La cession de son établissement hôtelier ou de son restaurant peut se révéler un vrai casse-tête !

Le processus de décision de vente

La décision de vendre est le fruit d’un arbitrage. Elle peut être induite par un choix volontaire issu du souhait de se lancer dans un nouveau projet et est quelquefois la conséquence d’une situation familiale difficile, d’un souci de santé ou tout simplement de l’absence d’un repreneur dans son entourage proche. Pour avoir consacré avec passion beaucoup d’heures à son établissement, un fort côté affectif donne parfois une vision subjective de son outil de travail… trop optimiste ou trop pessimiste !

Considérant les enjeux, il est vital de se rapprocher de plusieurs de ses conseils : expert-comptable, avocat, notaire, spécialiste de l’évaluation de l’entreprise (hôtel ou restaurant) et agence immobilière.

Un préalable : la valorisation de son patrimoine

La vente de son hôtel ou de son restaurant demande une certaine préparation, et aucune place à l’improvisation n’est possible pour une vente équitable à la fois pour le vendeur et l’acquéreur. La valeur est déterminée par une valeur des murs (l’immobilier) et une valeur de fonds de commerce (partie intangible représentant la clientèle), formant ce que l’on appelle la valeur d’entreprise. L’évaluation de l’établissement se fait par multiple du chiffre d’affaires, du RBE (résultat brut d’exploitation) ou de l’EBITDA (Earning before Interest, Tax, Depreciation and Amortization). Des paramètres de localisation, d’emplacement et de rareté de produit viennent contribuer à moduler ce prix à la baisse ou à la hausse. L’état du produit immobilier, notamment au regard de l’évolution des normes (accessibilité, normes de classement, sécurité, etc.) peut impacter également la valorisation du produit, si des travaux lourds de mise en conformité sont à envisager. De la même manière, les conditions de gestion (location-gérance, contrat de gestion, bail) peuvent avoir une incidence, notamment sur la valeur du fonds de commerce.
La valorisation de son patrimoine est un préalable nécessaire qui nécessite de disposer d’une vision objective.

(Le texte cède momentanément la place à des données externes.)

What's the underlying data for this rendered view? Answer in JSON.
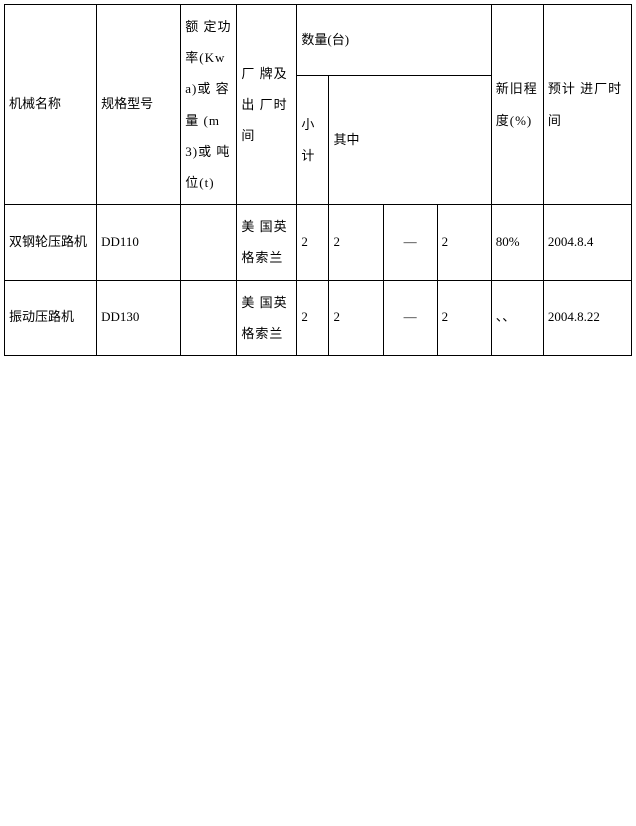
{
  "table": {
    "header": {
      "name": "机械名称",
      "model": "规格型号",
      "power": "额 定功 率(Kwa)或 容量 (m3)或 吨位(t)",
      "brand": "厂 牌及 出 厂时间",
      "qty_group": "数量(台)",
      "subtotal": "小计",
      "of_which": "其中",
      "condition": "新旧程度(%)",
      "date": "预计 进厂时间"
    },
    "rows": [
      {
        "name": "双钢轮压路机",
        "model": "DD110",
        "power": "",
        "brand": "美 国英 格索兰",
        "subtotal": "2",
        "qz1": "2",
        "qz2": "—",
        "qz3": "2",
        "condition": "80%",
        "date": "2004.8.4"
      },
      {
        "name": "振动压路机",
        "model": "DD130",
        "power": "",
        "brand": "美 国英 格索兰",
        "subtotal": "2",
        "qz1": "2",
        "qz2": "—",
        "qz3": "2",
        "condition": "、、",
        "date": "2004.8.22"
      }
    ]
  }
}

Comment vendre : vente d’actifs ou vente de titres ?

Il est possible de vendre sous deux formes : vente sous forme d’actifs ou vente des titres de la/les sociétés.

La vente sous forme d’actifs

Il s’agit de vendre, via son notaire, l’immobilier et le fonds de commerce à la valeur réelle de l’immobilier, conforme à une valeur de marché.

Il est également important de prendre en compte l’impact fiscal de la cession ainsi que les frais occasionnés par la cession de la (ou des) société(s). Le notaire préparera alors une promesse de vente ou un compromis de vente. La promesse de vente est un contrat unilatéral engageant le vendeur à vendre son bien. Dans le cas d’un compromis, il s’agit d’un contrat synallagmatique engageant les deux parties à vendre et à acheter.

La vente de sociétés

Bien souvent, les montages juridiques logent les murs dans une société civile immobilière (SCI), tandis que l’exploitation est logée au sein d’une société d’exploitation (SARL ou SAS). Dans ce cas, il convient de mandater son avocat ou son expert-comptable pour réaliser la vente. Il convient de pondérer la valeur d’entreprise par la situation nette de l’entreprise : actif circulant (créances, trésorerie…) moins passif circulant (endettement, fournisseurs…). L’avocat rédige alors un protocole de cession des titres ainsi qu’une garantie de passif pour sécuriser la transmission en garantissant la situation de l’entreprise au jour de la cession.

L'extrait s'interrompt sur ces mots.